Photo Information

Marines with Bridge Company, 8th Engineer Support Battalion, 2nd Marine Logistics Group, use levers to raise the rear ramp after picking up two M1A1 Abrams tanks from 2nd Tank Battalion, 2nd Marine Division, to cross New River aboard Marine Corps Base Camp Lejeune, N.C., Sept. 4, 2014. During the training exercise, the Marines transported 22 tanks across the river, totaling approximately 1,540 tons. (U.S. Marine Corps photo taken by Lance Cpl. Alex W. Mitchell/released)

Photo by Lance Cpl. Alex Mitchell

‘Ain't no river wide enough,’ because 8th ESB makes tanks float

9 Sep 2014 | Lance Cpl. Alex Mitchell The Official United States Marine Corps Public Website

Marines with Bridge Company, 8th Engineer Support Battalion, 2nd Marine Logistics Group used two M16 ramps and five M17 interior rafts to help 22 M1A1 Abrams tanks, provided by 2nd Tank Battalion, 2nd Marine Division, cross the New River, aboard Camp Lejeune on Sept. 4, 2014.

 “We support Marine Expeditionary Units when they approach a canal or body of water that cannot be crossed,” said Cpl. Victor Davis, a quality assurance noncommissioned officer with the company.   “We will construct a bridge or raft and get them across to continue the fight.”

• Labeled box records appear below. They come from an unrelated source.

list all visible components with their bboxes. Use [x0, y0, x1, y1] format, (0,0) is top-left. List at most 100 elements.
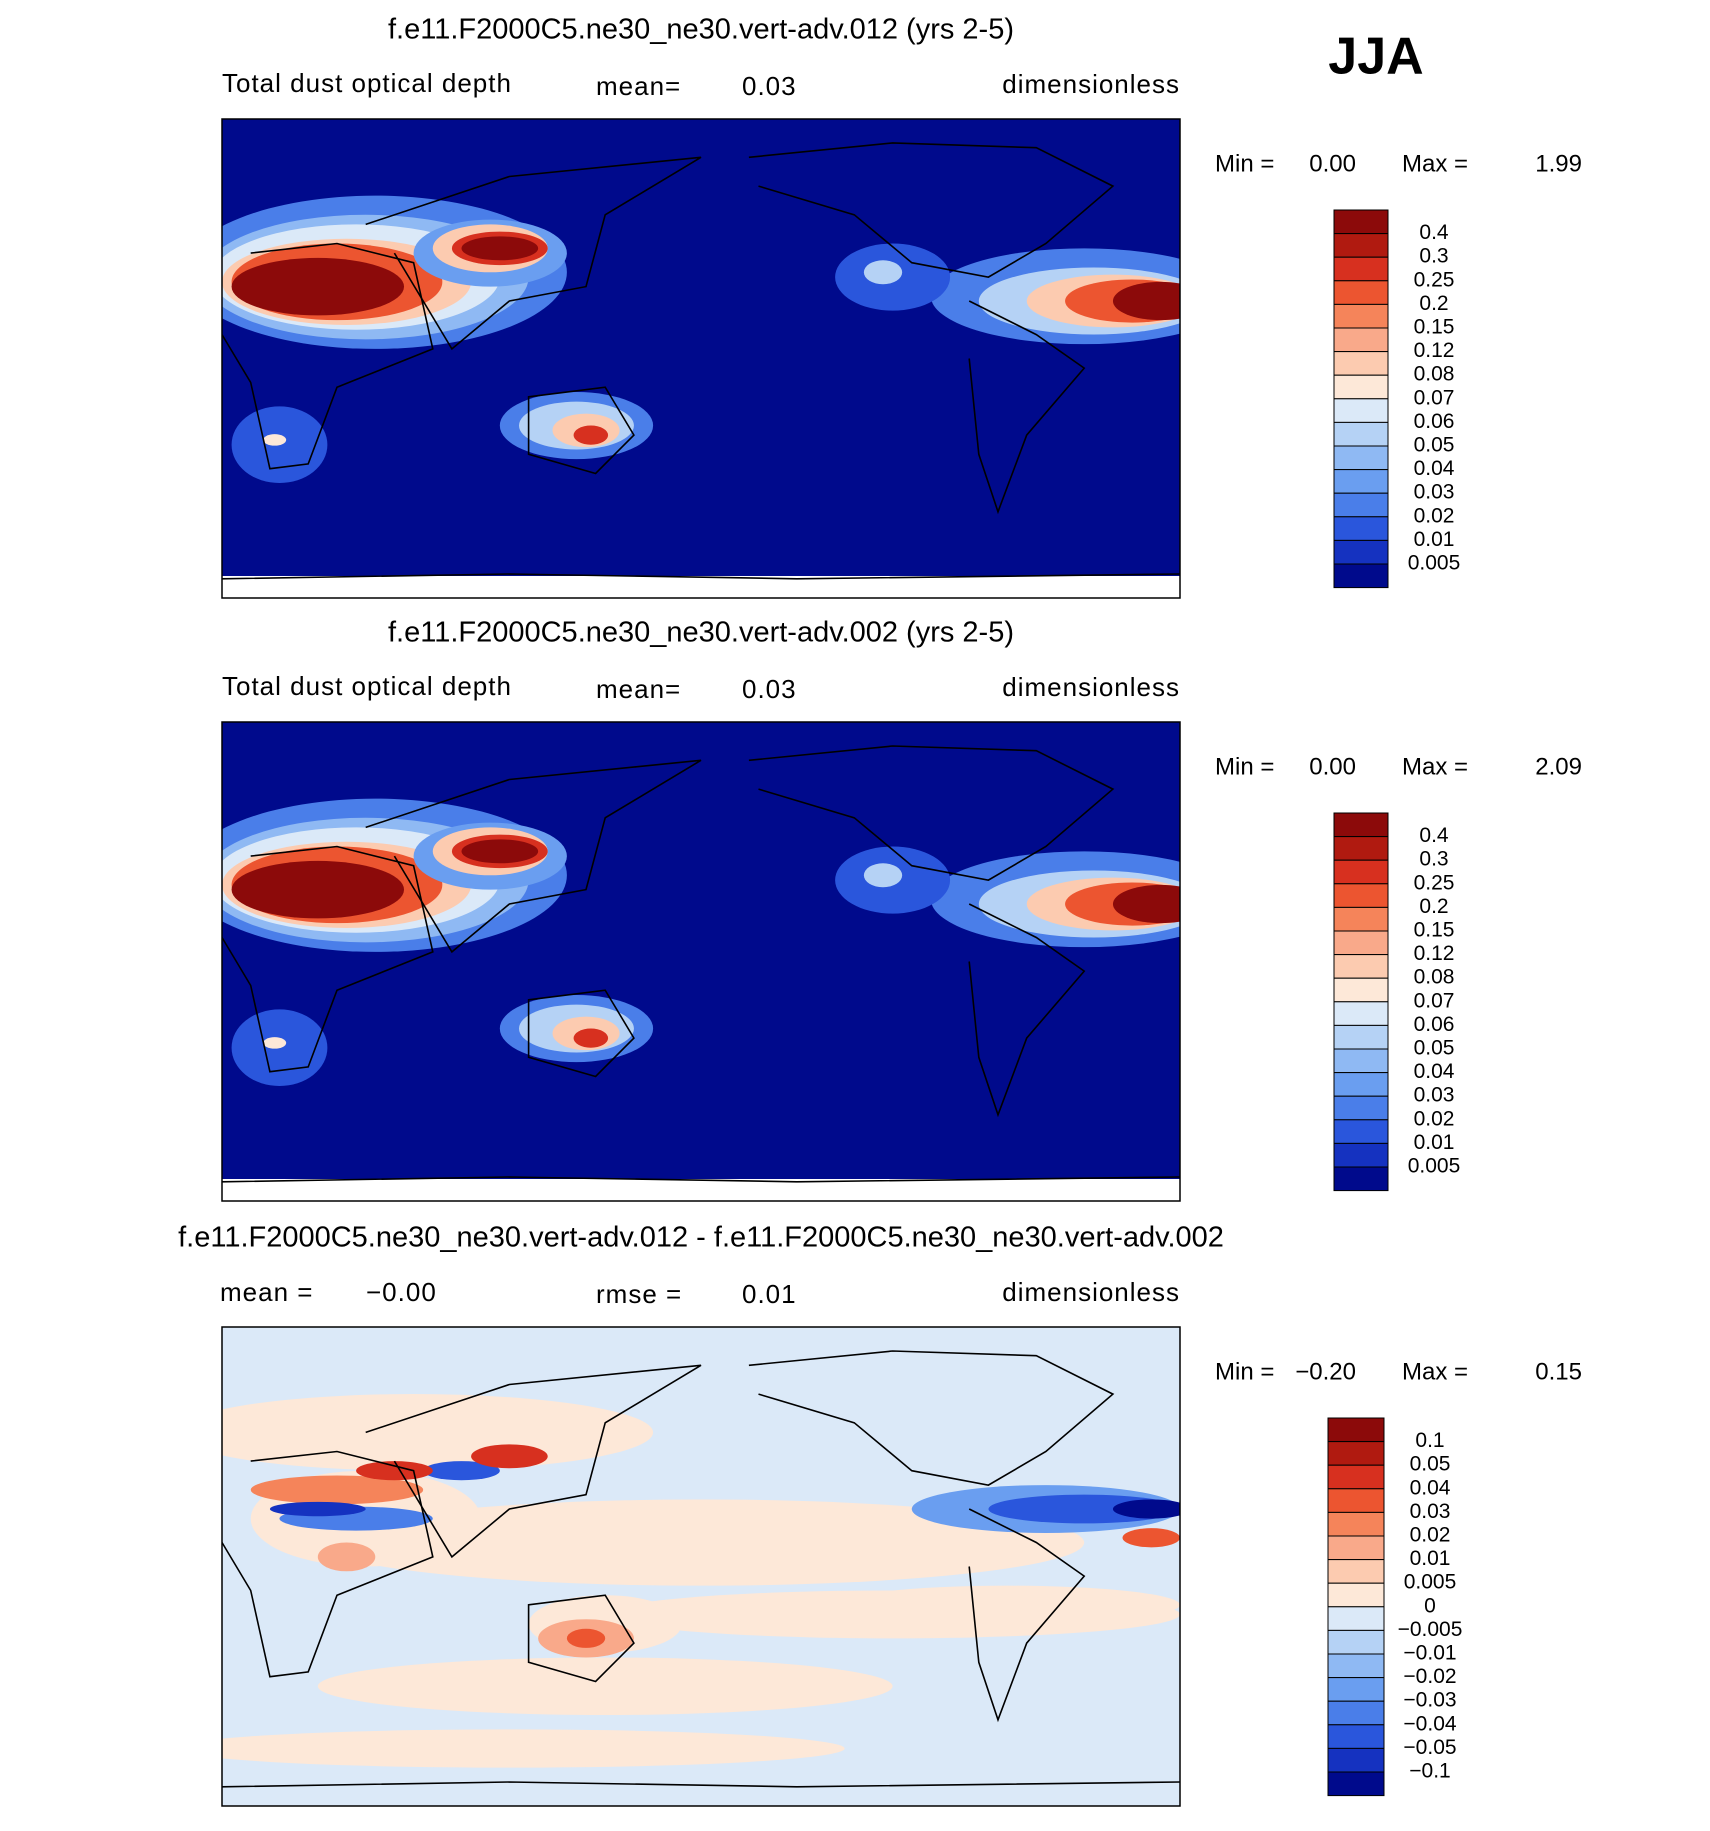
field-contour [835, 1585, 1180, 1624]
colorbar-label: 0.15 [1414, 919, 1455, 942]
colorbar-box [1333, 1048, 1389, 1074]
colorbar-box [1333, 977, 1389, 1003]
colorbar-label: 0.05 [1414, 434, 1455, 457]
map [221, 721, 1181, 1202]
colorbar-box [1333, 563, 1389, 589]
colorbar-box [1333, 1119, 1389, 1144]
min-value: −0.20 [1295, 1358, 1356, 1385]
field-contour [269, 1501, 366, 1517]
field-contour [1122, 1528, 1180, 1548]
colorbar-label: 0.005 [1404, 1571, 1457, 1594]
units-label: dimensionless [1002, 1277, 1180, 1307]
colorbar-box [1333, 256, 1389, 282]
colorbar-box [1327, 1582, 1385, 1608]
colorbar-box [1327, 1559, 1385, 1584]
stat-value: 0.03 [742, 71, 797, 101]
colorbar-box [1333, 954, 1389, 979]
panel-title: f.e11.F2000C5.ne30_ne30.vert-adv.012 (yr… [388, 14, 1014, 46]
colorbar-box [1333, 812, 1389, 838]
colorbar-label: 0.04 [1410, 1476, 1451, 1499]
field-contour [263, 434, 287, 446]
field-contour [1112, 1499, 1180, 1519]
min-value: 0.00 [1309, 150, 1356, 177]
field-contour [231, 860, 405, 919]
field-contour [317, 1499, 1085, 1586]
field-contour [250, 1475, 424, 1505]
map-field [222, 722, 1180, 1201]
colorbar-label: 0.005 [1408, 552, 1461, 575]
colorbar-label: 0.03 [1414, 1084, 1455, 1107]
mean-value: −0.00 [366, 1277, 437, 1307]
field-contour [222, 1394, 654, 1471]
colorbar-label: −0.1 [1409, 1760, 1450, 1783]
map-field [222, 1327, 1180, 1806]
colorbar-box [1327, 1535, 1385, 1561]
field-contour [461, 839, 539, 864]
coastline [527, 1594, 635, 1683]
units-label: dimensionless [1002, 69, 1180, 99]
colorbar-label: 0.3 [1419, 245, 1448, 268]
colorbar-box [1333, 883, 1389, 908]
max-label: Max = [1402, 150, 1468, 177]
colorbar-box [1333, 374, 1389, 400]
colorbar-box [1333, 280, 1389, 305]
colorbar-box [1333, 469, 1389, 494]
colorbar-box [1333, 351, 1389, 376]
coastline [748, 1350, 1115, 1486]
stat-label: mean= [596, 674, 681, 704]
colorbar-box [1333, 233, 1389, 258]
map [221, 1326, 1181, 1807]
field-contour [1112, 281, 1180, 321]
field-contour [566, 1628, 606, 1648]
colorbar-label: 0.01 [1414, 528, 1455, 551]
coastline [968, 300, 1086, 515]
colorbar-label: 0.25 [1414, 871, 1455, 894]
colorbar-label: 0.01 [1414, 1131, 1455, 1154]
coastline [222, 1450, 434, 1678]
coastline [748, 745, 1115, 881]
colorbar-box [1333, 209, 1389, 235]
field-contour [263, 1037, 287, 1049]
colorbar-label: 0.2 [1419, 895, 1448, 918]
season-label: JJA [1328, 28, 1423, 86]
colorbar-box [1333, 1166, 1389, 1192]
stat-value: 0.03 [742, 674, 797, 704]
field-contour [1112, 884, 1180, 924]
coastline [968, 903, 1086, 1118]
field-contour [317, 1657, 893, 1715]
min-label: Min = [1215, 150, 1274, 177]
colorbar-box [1327, 1677, 1385, 1702]
colorbar-label: 0.12 [1414, 942, 1455, 965]
map-background [222, 119, 1180, 598]
coastline [222, 242, 434, 470]
colorbar-box [1333, 327, 1389, 353]
field-contour [573, 425, 609, 445]
colorbar-box [1333, 398, 1389, 423]
colorbar-label: 0.4 [1419, 221, 1449, 244]
coastline [365, 759, 702, 954]
field-contour [423, 1461, 500, 1481]
map-frame [221, 1326, 1181, 1807]
colorbar-box [1333, 421, 1389, 447]
coastline [527, 989, 635, 1078]
colorbar-box [1327, 1771, 1385, 1797]
missing-data [222, 1179, 1180, 1201]
colorbar-box [1327, 1606, 1385, 1631]
max-value: 1.99 [1535, 150, 1582, 177]
units-label: dimensionless [1002, 672, 1180, 702]
missing-data [222, 576, 1180, 598]
panel-title: f.e11.F2000C5.ne30_ne30.vert-adv.012 - f… [178, 1222, 1224, 1254]
max-value: 0.15 [1535, 1358, 1582, 1385]
colorbar-box [1333, 1001, 1389, 1026]
colorbar-label: 0.08 [1414, 363, 1455, 386]
coastline [968, 1508, 1086, 1723]
min-value: 0.00 [1309, 753, 1356, 780]
colorbar-label: 0.02 [1414, 1107, 1455, 1130]
colorbar-label: 0.06 [1414, 410, 1455, 433]
colorbar-label: −0.04 [1403, 1712, 1456, 1735]
coastline [222, 573, 1180, 580]
colorbar-label: 0.04 [1414, 1060, 1455, 1083]
colorbar-box [1327, 1417, 1385, 1443]
panel-title: f.e11.F2000C5.ne30_ne30.vert-adv.002 (yr… [388, 617, 1014, 649]
field-label: Total dust optical depth [222, 671, 512, 701]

The training involves more than just loading and floating the tanks, as the raft requires significant assembly before use. The floating raft consists of 7 pieces, which take roughly 24-hours to set up with a crew of 10 Marines. Once assembled, it can support up to 150 tons, which is slightly more than the weight of two M1A1 Abrams tanks.  The raft is then guided by two MK III Bridge Erection Boats, which are tethered with ropes to the sides of the raft.   

“Once we assemble the five bays and two ramps in the water, we will tie two MK III Bridge Erection Boats onto the sides of the raft,” said Cpl. Brandon Rowland, a raft commander with the company.  “We also have a safety boat that helps align and push the raft from the rear when tanks load on and off.”

There is a lot of timing and coordination involved with the transport operation.  It takes timing, precision and proper alignment to make sure the tanks get across the water without the raft capsizing.

“One of the challenges we face when crossing the river is keeping the raft steady when the tanks board,” said Davis.  “We also have to make sure they are aligned properly so the raft doesn’t tip one way or the other.  The Marines guiding the raft also have to take in account the wind and current of the water which can shift the raft as it is floating.”

The training exercise serves two purposes when the tanks are involved:  to sharpen the skills of the Marines in the company and to provide cost effective transportation for 70-ton fighting vehicles.

“It saves the Marine Corps a lot of money to cross the river, rather than driving the tanks across the base,” said Davis. 

It takes less than an hour for the Marines to transport a pair of tanks across the approximately 2-mile wide body of water.